There is no danger from a tritium night sight resting upon a person. Tritium (3H) used in night sights, and in glow-in-the-dark watches and exit signs, is a radioactive material that only emits a very weak beta particle. The beta particle is an energetic electron ejected from the nucleus of the 3H, which has one proton and two neutrons. When 3H decays it becomes helium-3 (3He), which has two protons and one neutron and is not radioactive. The very weak beta particle from the 3H has such low penetrating power that it will not go through a sheet of paper or even a few millimeters of air.
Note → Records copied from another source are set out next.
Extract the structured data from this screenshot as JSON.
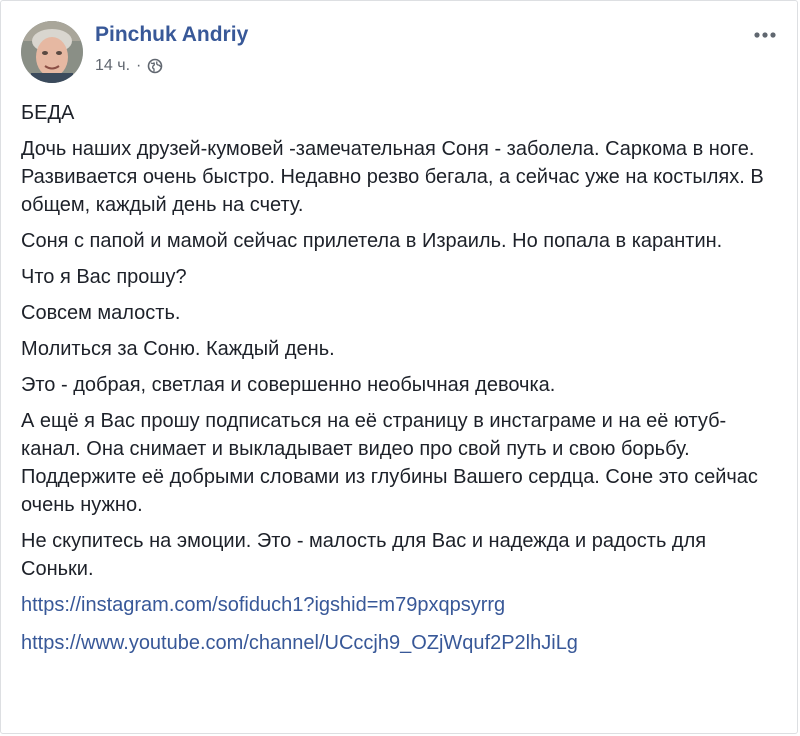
{
  "post": {
    "author": "Pinchuk Andriy",
    "time": "14 ч.",
    "separator": "·",
    "privacy_icon": "globe-icon",
    "more_icon": "more-options-icon",
    "title": "БЕДА",
    "paragraphs": [
      "Дочь наших друзей-кумовей -замечательная Соня - заболела. Саркома в ноге. Развивается очень быстро. Недавно резво бегала, а сейчас уже на костылях. В общем, каждый день на счету.",
      "Соня с папой и мамой сейчас прилетела в Израиль. Но попала в карантин.",
      "Что я Вас прошу?",
      "Совсем малость.",
      "Молиться за Соню. Каждый день.",
      "Это - добрая, светлая и совершенно необычная девочка.",
      "А ещё я Вас прошу подписаться на её страницу в инстаграме и на её ютуб-канал. Она снимает и выкладывает видео про свой путь и свою борьбу. Поддержите её добрыми словами из глубины Вашего сердца. Соне это сейчас очень нужно.",
      "Не скупитесь на эмоции. Это - малость для Вас и надежда и радость для Соньки."
    ],
    "links": [
      "https://instagram.com/sofiduch1?igshid=m79pxqpsyrrg",
      "https://www.youtube.com/channel/UCccjh9_OZjWquf2P2lhJiLg"
    ]
  },
  "colors": {
    "author": "#385898",
    "meta": "#616770",
    "text": "#1d2129",
    "link": "#385898",
    "border": "#dddfe2"
  }
}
If the night sight, with 2 MBq of 3H, was broken, the 3H released would not present a danger. Normally the 3H would be released and very little would be ingested, inhaled, or deposited on a person's skin. Any 3H deposited on the skin would be shielded from the beta radiation by the dead layer of skin. However, assume that all 2 MBq were ingested or inhaled by a person and stays inside the person as water (3H2O) and is naturally eliminated over time. The US Nuclear Regulatory Commission, in 10 CFR Part 20, Appendix B, Table 1, states that 80,000 µCi (approximately 3,000 MBq) would result in a "committed effective dose equivalent of 5 rems," equivalent to 0.05 Sv. So, an intake of 2 MBq of 3H might give a maximum dose of 3.3 × 10-5 Sv, which is 3.3% of the annual limit for a member of the public and about the same as a person's average annual dose from natural background radiation.